I don't feel guilty.
I don't feel too lonely.
Mostly, I feel relieved. Because, I couldn't fix him. There was nothing more I could do to make things better.

I'll be 43 years old in less than two weeks. I'm starting a new chapter in my life, and financially, I'm starting over. I'm not going to lie--it's f****** scary. But sometimes, scary is necessary for change, and change is the only constant in life. 
In fact, I met someone. I don't know if we have a future, but our first date, which lasted 50 hours, was the best. Simply the best. He's everything I wanted and more. He accepts me for who I am. Physically, we feel more compatible with each other than with anyone else in our lives. He's more than a decade older than me and doesn't have any physical issues that prevent him from making love to me for hours. If I had not moved here, we never would have met.

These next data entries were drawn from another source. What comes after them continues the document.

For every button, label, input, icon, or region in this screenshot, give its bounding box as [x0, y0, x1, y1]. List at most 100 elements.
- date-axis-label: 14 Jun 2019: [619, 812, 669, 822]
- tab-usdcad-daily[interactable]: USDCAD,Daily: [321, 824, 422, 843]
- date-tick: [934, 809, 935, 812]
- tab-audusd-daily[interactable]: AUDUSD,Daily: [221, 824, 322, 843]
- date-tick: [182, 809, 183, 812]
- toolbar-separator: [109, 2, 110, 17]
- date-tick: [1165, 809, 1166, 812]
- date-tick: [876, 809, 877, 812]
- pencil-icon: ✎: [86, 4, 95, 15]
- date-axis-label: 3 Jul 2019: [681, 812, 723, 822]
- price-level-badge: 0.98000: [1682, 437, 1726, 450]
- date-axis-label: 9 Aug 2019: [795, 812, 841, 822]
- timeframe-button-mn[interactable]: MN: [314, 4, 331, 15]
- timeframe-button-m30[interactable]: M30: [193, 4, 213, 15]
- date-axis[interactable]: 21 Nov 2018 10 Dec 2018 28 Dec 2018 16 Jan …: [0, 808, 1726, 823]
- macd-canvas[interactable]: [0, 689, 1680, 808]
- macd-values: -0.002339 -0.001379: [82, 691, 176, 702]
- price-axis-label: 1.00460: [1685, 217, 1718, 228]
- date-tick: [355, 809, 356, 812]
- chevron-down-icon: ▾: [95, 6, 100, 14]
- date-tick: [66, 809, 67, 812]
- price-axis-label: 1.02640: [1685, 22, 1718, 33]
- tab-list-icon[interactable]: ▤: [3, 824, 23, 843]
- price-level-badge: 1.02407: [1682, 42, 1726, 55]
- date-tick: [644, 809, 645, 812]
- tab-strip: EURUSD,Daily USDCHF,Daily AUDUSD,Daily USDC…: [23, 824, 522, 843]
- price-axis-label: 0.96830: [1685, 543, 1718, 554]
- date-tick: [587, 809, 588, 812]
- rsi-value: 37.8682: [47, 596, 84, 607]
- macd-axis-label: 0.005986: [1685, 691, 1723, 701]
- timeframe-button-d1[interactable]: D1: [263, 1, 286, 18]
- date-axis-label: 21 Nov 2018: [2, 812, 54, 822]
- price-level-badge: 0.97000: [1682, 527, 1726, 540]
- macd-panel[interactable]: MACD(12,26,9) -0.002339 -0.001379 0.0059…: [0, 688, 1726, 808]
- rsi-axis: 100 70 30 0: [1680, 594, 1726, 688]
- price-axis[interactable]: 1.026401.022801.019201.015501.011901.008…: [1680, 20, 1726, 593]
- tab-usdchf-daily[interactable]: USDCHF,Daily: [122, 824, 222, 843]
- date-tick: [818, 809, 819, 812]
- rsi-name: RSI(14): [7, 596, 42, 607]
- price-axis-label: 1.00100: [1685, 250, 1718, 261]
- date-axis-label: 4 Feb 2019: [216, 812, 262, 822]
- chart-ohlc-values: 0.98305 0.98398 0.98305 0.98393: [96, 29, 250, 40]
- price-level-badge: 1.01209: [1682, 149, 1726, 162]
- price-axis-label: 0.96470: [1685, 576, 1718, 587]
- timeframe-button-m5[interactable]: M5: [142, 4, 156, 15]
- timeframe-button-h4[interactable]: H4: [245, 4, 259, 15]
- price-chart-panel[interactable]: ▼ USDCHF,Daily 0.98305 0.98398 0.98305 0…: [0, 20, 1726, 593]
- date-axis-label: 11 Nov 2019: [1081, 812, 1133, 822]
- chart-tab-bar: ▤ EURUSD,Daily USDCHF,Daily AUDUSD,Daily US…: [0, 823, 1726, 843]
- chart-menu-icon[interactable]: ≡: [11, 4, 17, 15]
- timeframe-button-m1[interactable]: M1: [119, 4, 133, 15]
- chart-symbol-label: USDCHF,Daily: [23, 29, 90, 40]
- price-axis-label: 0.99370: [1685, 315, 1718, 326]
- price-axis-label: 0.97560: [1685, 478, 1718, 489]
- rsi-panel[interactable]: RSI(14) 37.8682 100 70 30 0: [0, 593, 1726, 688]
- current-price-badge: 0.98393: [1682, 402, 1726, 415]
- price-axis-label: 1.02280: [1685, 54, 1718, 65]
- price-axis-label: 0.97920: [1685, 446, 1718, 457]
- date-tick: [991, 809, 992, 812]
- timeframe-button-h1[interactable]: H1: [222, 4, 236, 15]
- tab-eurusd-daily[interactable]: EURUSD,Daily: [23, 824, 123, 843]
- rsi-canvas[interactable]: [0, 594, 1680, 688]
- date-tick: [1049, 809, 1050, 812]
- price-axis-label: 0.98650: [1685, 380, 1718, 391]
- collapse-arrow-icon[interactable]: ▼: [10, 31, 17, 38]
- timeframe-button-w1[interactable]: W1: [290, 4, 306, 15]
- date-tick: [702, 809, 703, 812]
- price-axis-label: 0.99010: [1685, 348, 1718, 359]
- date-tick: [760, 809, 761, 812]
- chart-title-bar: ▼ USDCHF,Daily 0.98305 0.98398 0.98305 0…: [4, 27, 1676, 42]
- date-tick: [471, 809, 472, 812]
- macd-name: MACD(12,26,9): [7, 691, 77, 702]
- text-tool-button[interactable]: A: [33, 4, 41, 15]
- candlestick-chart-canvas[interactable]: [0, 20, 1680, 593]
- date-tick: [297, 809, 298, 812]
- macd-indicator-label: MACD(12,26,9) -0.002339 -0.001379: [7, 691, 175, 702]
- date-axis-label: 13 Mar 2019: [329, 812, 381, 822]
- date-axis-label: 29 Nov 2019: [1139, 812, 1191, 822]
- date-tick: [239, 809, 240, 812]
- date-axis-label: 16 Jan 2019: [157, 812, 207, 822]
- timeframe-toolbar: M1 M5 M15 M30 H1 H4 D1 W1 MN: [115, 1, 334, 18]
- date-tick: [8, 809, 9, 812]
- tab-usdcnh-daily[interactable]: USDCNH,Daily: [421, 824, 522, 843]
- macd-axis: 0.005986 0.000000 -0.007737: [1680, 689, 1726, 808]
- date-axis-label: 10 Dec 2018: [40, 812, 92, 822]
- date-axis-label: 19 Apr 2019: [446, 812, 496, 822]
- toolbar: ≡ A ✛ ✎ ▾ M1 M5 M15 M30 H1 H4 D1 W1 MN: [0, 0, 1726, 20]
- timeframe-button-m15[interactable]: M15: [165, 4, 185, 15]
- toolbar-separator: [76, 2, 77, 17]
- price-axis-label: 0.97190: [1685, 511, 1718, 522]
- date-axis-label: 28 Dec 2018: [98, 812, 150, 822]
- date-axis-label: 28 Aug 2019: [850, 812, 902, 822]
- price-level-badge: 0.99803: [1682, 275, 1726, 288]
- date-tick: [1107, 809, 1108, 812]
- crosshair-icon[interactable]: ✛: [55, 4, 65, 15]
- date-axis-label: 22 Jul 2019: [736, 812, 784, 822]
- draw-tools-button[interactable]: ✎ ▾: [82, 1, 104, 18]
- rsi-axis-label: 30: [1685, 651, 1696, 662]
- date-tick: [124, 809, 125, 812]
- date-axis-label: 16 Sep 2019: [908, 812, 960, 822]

Turns out, you're never too old to meet The One.

Best of luck to all you.

Sincerely,
No longer Yummy Girl. 
Just call me Red.

*Practicing my Southern accent.


----------



## EleGirl (Dec 3, 2011)

I love it when a person comes back and gives an update. 

It's good to see a person grow and take the positive direction in their life!!!


----------



## YummyGirl (Jul 23, 2014)

EleGirl said:


> I love it when a person comes back and gives an update.
> 
> It's good to see a person grow and take the positive direction in their life!!!


Thank you. I feel so much better about my life. Even when fear creeps in (mostly about finances), I look it right in the eye and say go ahead Try Me. Accepting change and facing fear is necessary in order to grow. XoXo


----------



## I Don't Know (Oct 8, 2013)

Congratulations! Always happy to see others get themselves happy.


----------



## brooklynAnn (Jun 29, 2015)

You go Yummy Girl! You go find your groove.


----------